Myths and Misconceptions about Morphine

Many health care professionals and members of the community are reluctant to use morphine and other narcotics because of widespread myths and misconceptions about their effects.  The following are some of the most common myths about the use of morphine to treat pain in the terminally ill patient:

Morphine = respiratory depression
Clinically significant respiratory depression is extremely rare in patients who receive optimized doses of morphine.  When morphine is carefully titrated, it is a safe analgesic even in patients with respiratory disease.  In fact, low doses of morphine are effective in the management of increasing dyspnea.

Morphine = addiction
Addiction does not occur when morphine is administered reqularly at individually optimized doses in the patient experiencing pain.

Morphine = euphoria
The use of morphine does not produce euphoria in the terminally ill patient.  Mood may improve because of pain relief and the ability to sleep and eat.

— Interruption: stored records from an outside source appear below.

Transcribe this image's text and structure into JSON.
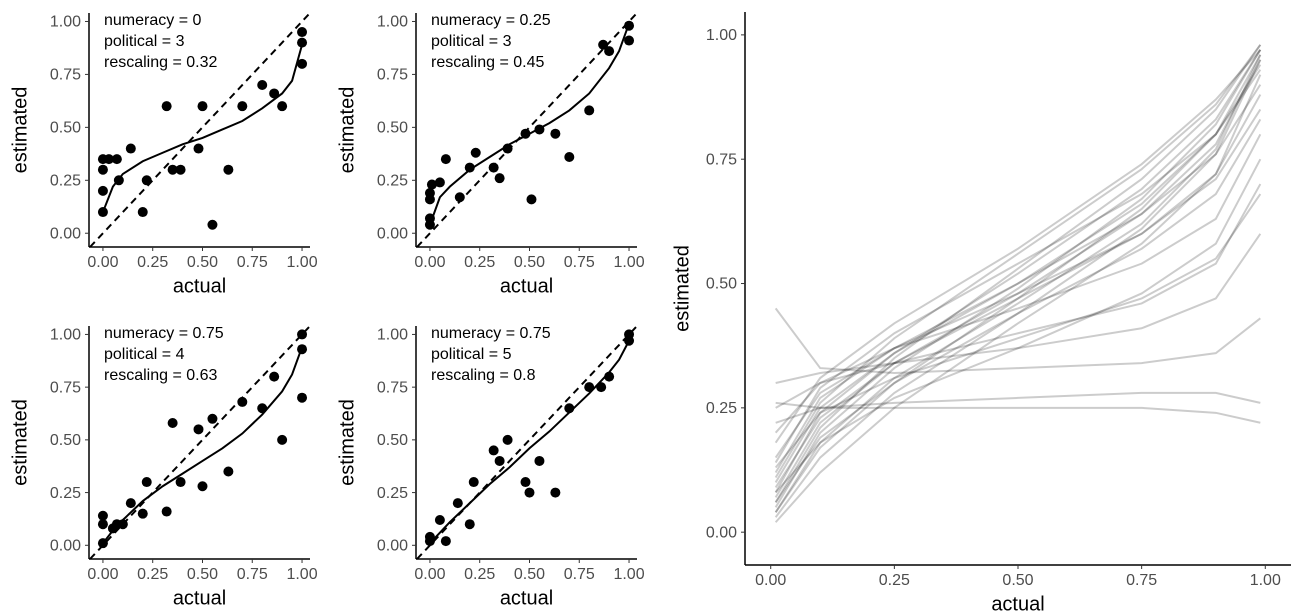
{
  "chart_data": [
    {
      "type": "scatter",
      "annotation": [
        "numeracy =  0",
        "political =  3",
        "rescaling =  0.32"
      ],
      "xlabel": "actual",
      "ylabel": "estimated",
      "xlim": [
        -0.07,
        1.04
      ],
      "ylim": [
        -0.065,
        1.04
      ],
      "xticks": [
        {
          "value": 0,
          "label": "0.00"
        },
        {
          "value": 0.25,
          "label": "0.25"
        },
        {
          "value": 0.5,
          "label": "0.50"
        },
        {
          "value": 0.75,
          "label": "0.75"
        },
        {
          "value": 1,
          "label": "1.00"
        }
      ],
      "yticks": [
        {
          "value": 0,
          "label": "0.00"
        },
        {
          "value": 0.25,
          "label": "0.25"
        },
        {
          "value": 0.5,
          "label": "0.50"
        },
        {
          "value": 0.75,
          "label": "0.75"
        },
        {
          "value": 1,
          "label": "1.00"
        }
      ],
      "identity_line": true,
      "color": "#000000",
      "points": {
        "x": [
          0,
          0,
          0,
          0,
          0.03,
          0.07,
          0.08,
          0.14,
          0.2,
          0.22,
          0.32,
          0.35,
          0.39,
          0.48,
          0.5,
          0.55,
          0.63,
          0.7,
          0.8,
          0.86,
          0.9,
          1,
          1,
          1
        ],
        "y": [
          0.1,
          0.2,
          0.3,
          0.35,
          0.35,
          0.35,
          0.25,
          0.4,
          0.1,
          0.25,
          0.6,
          0.3,
          0.3,
          0.4,
          0.6,
          0.04,
          0.3,
          0.6,
          0.7,
          0.66,
          0.6,
          0.8,
          0.9,
          0.95
        ]
      },
      "fit": {
        "x": [
          0,
          0.05,
          0.1,
          0.2,
          0.3,
          0.4,
          0.5,
          0.6,
          0.7,
          0.8,
          0.9,
          0.95,
          1
        ],
        "y": [
          0.1,
          0.22,
          0.28,
          0.34,
          0.38,
          0.42,
          0.45,
          0.49,
          0.53,
          0.59,
          0.66,
          0.72,
          0.89
        ]
      }
    },
    {
      "type": "scatter",
      "annotation": [
        "numeracy =  0.25",
        "political =  3",
        "rescaling =  0.45"
      ],
      "xlabel": "actual",
      "ylabel": "estimated",
      "xlim": [
        -0.07,
        1.04
      ],
      "ylim": [
        -0.065,
        1.04
      ],
      "xticks": [
        {
          "value": 0,
          "label": "0.00"
        },
        {
          "value": 0.25,
          "label": "0.25"
        },
        {
          "value": 0.5,
          "label": "0.50"
        },
        {
          "value": 0.75,
          "label": "0.75"
        },
        {
          "value": 1,
          "label": "1.00"
        }
      ],
      "yticks": [
        {
          "value": 0,
          "label": "0.00"
        },
        {
          "value": 0.25,
          "label": "0.25"
        },
        {
          "value": 0.5,
          "label": "0.50"
        },
        {
          "value": 0.75,
          "label": "0.75"
        },
        {
          "value": 1,
          "label": "1.00"
        }
      ],
      "identity_line": true,
      "color": "#000000",
      "points": {
        "x": [
          0,
          0,
          0,
          0,
          0.01,
          0.05,
          0.08,
          0.15,
          0.2,
          0.23,
          0.32,
          0.35,
          0.39,
          0.48,
          0.51,
          0.55,
          0.63,
          0.7,
          0.8,
          0.87,
          0.9,
          1,
          1
        ],
        "y": [
          0.04,
          0.07,
          0.16,
          0.19,
          0.23,
          0.24,
          0.35,
          0.17,
          0.31,
          0.38,
          0.31,
          0.26,
          0.4,
          0.47,
          0.16,
          0.49,
          0.47,
          0.36,
          0.58,
          0.89,
          0.86,
          0.91,
          0.98
        ]
      },
      "fit": {
        "x": [
          0,
          0.05,
          0.1,
          0.2,
          0.3,
          0.4,
          0.5,
          0.6,
          0.7,
          0.8,
          0.9,
          0.95,
          1
        ],
        "y": [
          0.04,
          0.17,
          0.22,
          0.3,
          0.36,
          0.42,
          0.47,
          0.52,
          0.58,
          0.66,
          0.78,
          0.86,
          0.99
        ]
      }
    },
    {
      "type": "scatter",
      "annotation": [
        "numeracy =  0.75",
        "political =  4",
        "rescaling =  0.63"
      ],
      "xlabel": "actual",
      "ylabel": "estimated",
      "xlim": [
        -0.07,
        1.04
      ],
      "ylim": [
        -0.065,
        1.04
      ],
      "xticks": [
        {
          "value": 0,
          "label": "0.00"
        },
        {
          "value": 0.25,
          "label": "0.25"
        },
        {
          "value": 0.5,
          "label": "0.50"
        },
        {
          "value": 0.75,
          "label": "0.75"
        },
        {
          "value": 1,
          "label": "1.00"
        }
      ],
      "yticks": [
        {
          "value": 0,
          "label": "0.00"
        },
        {
          "value": 0.25,
          "label": "0.25"
        },
        {
          "value": 0.5,
          "label": "0.50"
        },
        {
          "value": 0.75,
          "label": "0.75"
        },
        {
          "value": 1,
          "label": "1.00"
        }
      ],
      "identity_line": true,
      "color": "#000000",
      "points": {
        "x": [
          0,
          0,
          0,
          0.05,
          0.07,
          0.1,
          0.14,
          0.2,
          0.22,
          0.32,
          0.35,
          0.39,
          0.48,
          0.5,
          0.55,
          0.63,
          0.7,
          0.8,
          0.86,
          0.9,
          1,
          1,
          1
        ],
        "y": [
          0.01,
          0.1,
          0.14,
          0.08,
          0.1,
          0.1,
          0.2,
          0.15,
          0.3,
          0.16,
          0.58,
          0.3,
          0.55,
          0.28,
          0.6,
          0.35,
          0.68,
          0.65,
          0.8,
          0.5,
          0.7,
          0.93,
          1.0
        ]
      },
      "fit": {
        "x": [
          0,
          0.05,
          0.1,
          0.2,
          0.3,
          0.4,
          0.5,
          0.6,
          0.7,
          0.8,
          0.9,
          0.95,
          1
        ],
        "y": [
          0.01,
          0.07,
          0.12,
          0.21,
          0.28,
          0.34,
          0.4,
          0.46,
          0.53,
          0.62,
          0.73,
          0.81,
          0.94
        ]
      }
    },
    {
      "type": "scatter",
      "annotation": [
        "numeracy =  0.75",
        "political =  5",
        "rescaling =  0.8"
      ],
      "xlabel": "actual",
      "ylabel": "estimated",
      "xlim": [
        -0.07,
        1.04
      ],
      "ylim": [
        -0.065,
        1.04
      ],
      "xticks": [
        {
          "value": 0,
          "label": "0.00"
        },
        {
          "value": 0.25,
          "label": "0.25"
        },
        {
          "value": 0.5,
          "label": "0.50"
        },
        {
          "value": 0.75,
          "label": "0.75"
        },
        {
          "value": 1,
          "label": "1.00"
        }
      ],
      "yticks": [
        {
          "value": 0,
          "label": "0.00"
        },
        {
          "value": 0.25,
          "label": "0.25"
        },
        {
          "value": 0.5,
          "label": "0.50"
        },
        {
          "value": 0.75,
          "label": "0.75"
        },
        {
          "value": 1,
          "label": "1.00"
        }
      ],
      "identity_line": true,
      "color": "#000000",
      "points": {
        "x": [
          0,
          0,
          0.05,
          0.08,
          0.14,
          0.2,
          0.22,
          0.32,
          0.35,
          0.39,
          0.48,
          0.5,
          0.55,
          0.63,
          0.7,
          0.8,
          0.86,
          0.9,
          1,
          1
        ],
        "y": [
          0.02,
          0.04,
          0.12,
          0.02,
          0.2,
          0.1,
          0.3,
          0.45,
          0.4,
          0.5,
          0.3,
          0.25,
          0.4,
          0.25,
          0.65,
          0.75,
          0.75,
          0.8,
          0.97,
          1.0
        ]
      },
      "fit": {
        "x": [
          0,
          0.05,
          0.1,
          0.2,
          0.3,
          0.4,
          0.5,
          0.6,
          0.7,
          0.8,
          0.9,
          0.95,
          1
        ],
        "y": [
          0.01,
          0.06,
          0.11,
          0.2,
          0.29,
          0.37,
          0.46,
          0.54,
          0.63,
          0.72,
          0.82,
          0.88,
          0.97
        ]
      }
    },
    {
      "type": "line",
      "xlabel": "actual",
      "ylabel": "estimated",
      "xlim": [
        -0.052,
        1.052
      ],
      "ylim": [
        -0.066,
        1.046
      ],
      "xticks": [
        {
          "value": 0,
          "label": "0.00"
        },
        {
          "value": 0.25,
          "label": "0.25"
        },
        {
          "value": 0.5,
          "label": "0.50"
        },
        {
          "value": 0.75,
          "label": "0.75"
        },
        {
          "value": 1,
          "label": "1.00"
        }
      ],
      "yticks": [
        {
          "value": 0,
          "label": "0.00"
        },
        {
          "value": 0.25,
          "label": "0.25"
        },
        {
          "value": 0.5,
          "label": "0.50"
        },
        {
          "value": 0.75,
          "label": "0.75"
        },
        {
          "value": 1,
          "label": "1.00"
        }
      ],
      "color": "#000000",
      "opacity": 0.2,
      "x": [
        0.01,
        0.1,
        0.25,
        0.5,
        0.75,
        0.9,
        0.99
      ],
      "series": [
        {
          "values": [
            0.07,
            0.22,
            0.34,
            0.48,
            0.64,
            0.78,
            0.95
          ]
        },
        {
          "values": [
            0.04,
            0.18,
            0.31,
            0.46,
            0.62,
            0.77,
            0.96
          ]
        },
        {
          "values": [
            0.1,
            0.25,
            0.36,
            0.5,
            0.66,
            0.8,
            0.94
          ]
        },
        {
          "values": [
            0.05,
            0.2,
            0.33,
            0.49,
            0.67,
            0.82,
            0.97
          ]
        },
        {
          "values": [
            0.12,
            0.27,
            0.37,
            0.5,
            0.64,
            0.76,
            0.9
          ]
        },
        {
          "values": [
            0.03,
            0.15,
            0.28,
            0.44,
            0.61,
            0.76,
            0.95
          ]
        },
        {
          "values": [
            0.08,
            0.24,
            0.36,
            0.52,
            0.69,
            0.83,
            0.97
          ]
        },
        {
          "values": [
            0.15,
            0.28,
            0.37,
            0.48,
            0.6,
            0.72,
            0.88
          ]
        },
        {
          "values": [
            0.06,
            0.21,
            0.35,
            0.53,
            0.71,
            0.85,
            0.98
          ]
        },
        {
          "values": [
            0.09,
            0.23,
            0.34,
            0.47,
            0.6,
            0.71,
            0.85
          ]
        },
        {
          "values": [
            0.2,
            0.3,
            0.37,
            0.45,
            0.54,
            0.63,
            0.8
          ]
        },
        {
          "values": [
            0.02,
            0.12,
            0.25,
            0.42,
            0.58,
            0.72,
            0.92
          ]
        },
        {
          "values": [
            0.11,
            0.26,
            0.39,
            0.56,
            0.73,
            0.86,
            0.98
          ]
        },
        {
          "values": [
            0.25,
            0.3,
            0.34,
            0.4,
            0.46,
            0.54,
            0.7
          ]
        },
        {
          "values": [
            0.3,
            0.32,
            0.34,
            0.37,
            0.41,
            0.47,
            0.6
          ]
        },
        {
          "values": [
            0.45,
            0.33,
            0.32,
            0.33,
            0.34,
            0.36,
            0.43
          ]
        },
        {
          "values": [
            0.22,
            0.25,
            0.26,
            0.27,
            0.28,
            0.28,
            0.26
          ]
        },
        {
          "values": [
            0.26,
            0.25,
            0.25,
            0.25,
            0.25,
            0.24,
            0.22
          ]
        },
        {
          "values": [
            0.14,
            0.29,
            0.4,
            0.54,
            0.68,
            0.8,
            0.93
          ]
        },
        {
          "values": [
            0.06,
            0.19,
            0.3,
            0.44,
            0.57,
            0.68,
            0.83
          ]
        },
        {
          "values": [
            0.04,
            0.17,
            0.3,
            0.47,
            0.65,
            0.8,
            0.96
          ]
        },
        {
          "values": [
            0.18,
            0.31,
            0.42,
            0.57,
            0.74,
            0.87,
            0.97
          ]
        },
        {
          "values": [
            0.08,
            0.18,
            0.27,
            0.37,
            0.48,
            0.58,
            0.75
          ]
        },
        {
          "values": [
            0.13,
            0.24,
            0.31,
            0.39,
            0.47,
            0.55,
            0.68
          ]
        }
      ]
    }
  ]
}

Morphine = narrow effective drug range
Morphine has a very wide effective dose range.  Two mg every four hours may be an effective dose for some patients while 300 + mg every four hours may be an effective dose for others.

Problems with Morphine

  1. Drowsiness - Wear off
  2. Nausea - 30% Experience
  3. Constipation - Very Common
  4. Tolerance - Rare
  5. Addiction - Extremely Rare
  6. Acute Urinary Retention
  7. Opiate Intoxication - Do not follow the PDR recommendations for use of Narcan.